Like any enriched dough this recipe requires at least 4 hours of preparation but apart from that the recipe is quite simple. I’ve tried several versions and this is by far my favourite. They are great for baking ahead and if you keep them in a bread box or any air tight container they’ll still be great and soft for up to two days. Note: On this occasion I decided to use a mix of 300g of Spelt flour and 200g of white strong flour, you can also use whole flour. To make a batch of 15-18 buns you will need:

  • 170g of sultanas and mixed peel
  • 500g white strong flour
  • 1 big apple cored, peeled and grated. (you can use granny smith or red Washington apples since both have a strong flavour and the right consistency.)
  • 300ml Warm whole milk
  • 55g soft unsalted butter
  • 1 tbsp soya or rapeseed oil
  • 60g caster sugar
  • 1tbsp honey
  • 1 egg
  • 1 tbsp dried yeast
  • zest of 1 orange
  • 1 tsp salt
  • 2 tbsp of mixed allspice and ground cinnamon
  • 5 tbsp warm apricot jam to glaze

To make the cross:

  • 5tbsp of flour
  • 4tbsp water

 Method: Begin by hydrating the yeast in the warm milk, add the sugar to accelerate the fermentation, let it rest for about 15 minutes.

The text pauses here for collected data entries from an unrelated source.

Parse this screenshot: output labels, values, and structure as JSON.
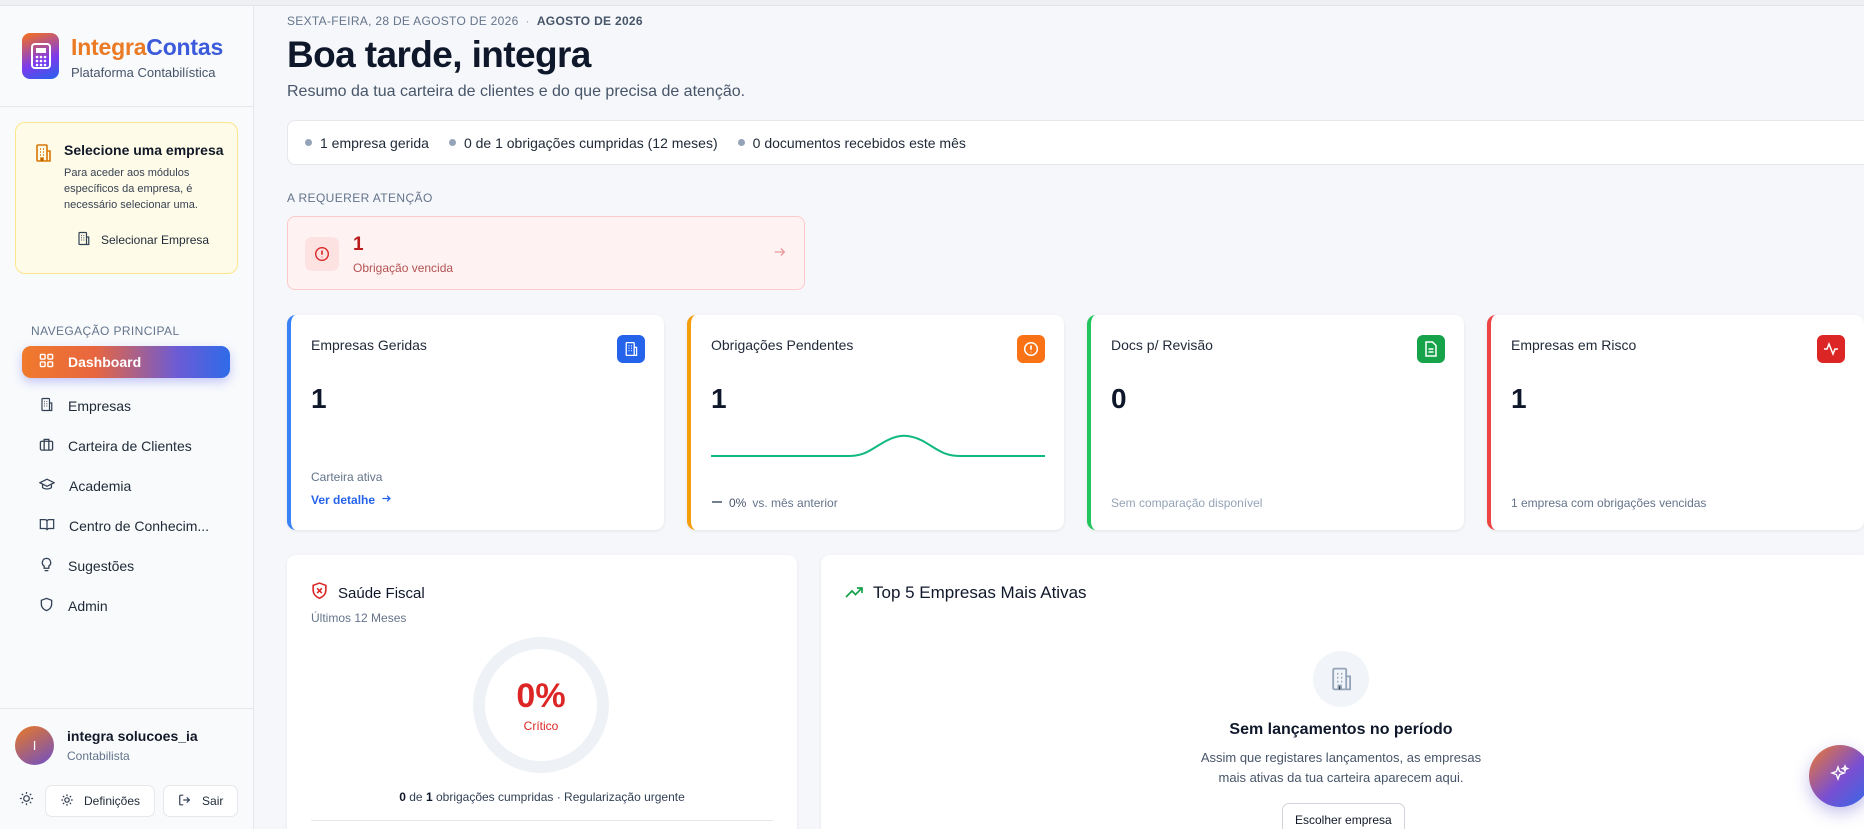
{
  "sidebar": {
    "brand": {
      "part1": "Integra",
      "part2": "Contas",
      "subtitle": "Plataforma Contabilística"
    },
    "select_company": {
      "title": "Selecione uma empresa",
      "text": "Para aceder aos módulos específicos da empresa, é necessário selecionar uma.",
      "button": "Selecionar Empresa"
    },
    "nav_title": "NAVEGAÇÃO PRINCIPAL",
    "items": [
      {
        "label": "Dashboard",
        "icon": "grid-icon",
        "active": true
      },
      {
        "label": "Empresas",
        "icon": "building-icon"
      },
      {
        "label": "Carteira de Clientes",
        "icon": "briefcase-icon"
      },
      {
        "label": "Academia",
        "icon": "graduation-cap-icon"
      },
      {
        "label": "Centro de Conhecim...",
        "icon": "book-icon"
      },
      {
        "label": "Sugestões",
        "icon": "lightbulb-icon"
      },
      {
        "label": "Admin",
        "icon": "shield-icon"
      }
    ],
    "user": {
      "initial": "I",
      "name": "integra solucoes_ia",
      "role": "Contabilista"
    },
    "footer": {
      "settings": "Definições",
      "logout": "Sair"
    }
  },
  "header": {
    "date": "SEXTA-FEIRA, 28 DE AGOSTO DE 2026",
    "separator": "·",
    "period": "AGOSTO DE 2026",
    "greeting": "Boa tarde, integra",
    "subtitle": "Resumo da tua carteira de clientes e do que precisa de atenção."
  },
  "summary": [
    "1 empresa gerida",
    "0 de 1 obrigações cumpridas (12 meses)",
    "0 documentos recebidos este mês"
  ],
  "attention": {
    "title": "A REQUERER ATENÇÃO",
    "card": {
      "value": "1",
      "label": "Obrigação vencida"
    }
  },
  "stats": [
    {
      "title": "Empresas Geridas",
      "value": "1",
      "footnote": "Carteira ativa",
      "link": "Ver detalhe",
      "accent": "#3b82f6",
      "icon": "building-icon"
    },
    {
      "title": "Obrigações Pendentes",
      "value": "1",
      "trend_value": "0%",
      "trend_text": "vs. mês anterior",
      "accent": "#f59e0b",
      "icon": "alert-icon"
    },
    {
      "title": "Docs p/ Revisão",
      "value": "0",
      "footnote": "Sem comparação disponível",
      "accent": "#22c55e",
      "icon": "document-icon"
    },
    {
      "title": "Empresas em Risco",
      "value": "1",
      "footnote": "1 empresa com obrigações vencidas",
      "accent": "#ef4444",
      "icon": "activity-icon"
    }
  ],
  "health": {
    "title": "Saúde Fiscal",
    "subtitle": "Últimos 12 Meses",
    "percent": "0%",
    "status": "Crítico",
    "footer_bold_a": "0",
    "footer_of": "de",
    "footer_bold_b": "1",
    "footer_text": "obrigações cumpridas · Regularização urgente"
  },
  "top5": {
    "title": "Top 5 Empresas Mais Ativas",
    "empty_title": "Sem lançamentos no período",
    "empty_text": "Assim que registares lançamentos, as empresas mais ativas da tua carteira aparecem aqui.",
    "button": "Escolher empresa"
  },
  "colors": {
    "primary": "#2563eb",
    "orange": "#f97316",
    "danger": "#dc2626",
    "success": "#22c55e"
  }
}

In a bowl mix the flour, butter, egg and salt, add the hydrated yeast and combine by hand for a couple of minutes, then dust your working surface and knead the dough for about 5-8 minutes or until the dough is smooth, even and elastic.  Fold into a tight ball and transfer to a greased bowl, cover with cling film or put it in a plastic bag and let it prove for 1 hour in a warm place. In the meantime, combine the raisins, mixed peel, orange zest and grated apple.  masaAfter an hour, knock the dough down, transfer to a working surface, I’d advise you not to dust the flour but lightly oil the palm of your hands and work the dough to incorporate the fruits. Again form a tight bowl, put it back into the bowl, cover and let it rise a second time for 1 hour. Prepare one big baking sheet or two medium trays by dusting them with some flour. Pre heat the oven at 200°C. Transfer the dough on to your working surface and portion it.  It’s much easier if you weigh it then divide it into the number of buns you want, weighing each portion individually, since you are baking either one or two batches it helps to have even buns. Roll each piece into a tight ball and arrange them in lines.   Cover with a big plastic bag and let it prove for the last time for 1 hour. hcb To make the crosses mix the flour and water to make a paste, you can either use a piping bag or any plastic bag and either use the smallest tip or cut a small corner of the bag and start forming one of the lines for the cross going up and down each bun trying to reach the bottom of each side, then go across the other direction.   Bake for about 20 minutes or until the crust looks golden brown, use the middle shelf or else they won’t bake evenly. In the meantime warm up the apricot jam on a low heat, add a tablespoon of water and mix gently.  When the buns are ready remove from the oven, transfer to a cooling rack and brush them with the jam, you want both the buns and jam to be warm so they absorb the jam, this will seal the crust and not only will they look glossy and shiny but this will keep them moist and fresh. Enjoy alone or have them sliced and toasted with some butter…*any* time of the year!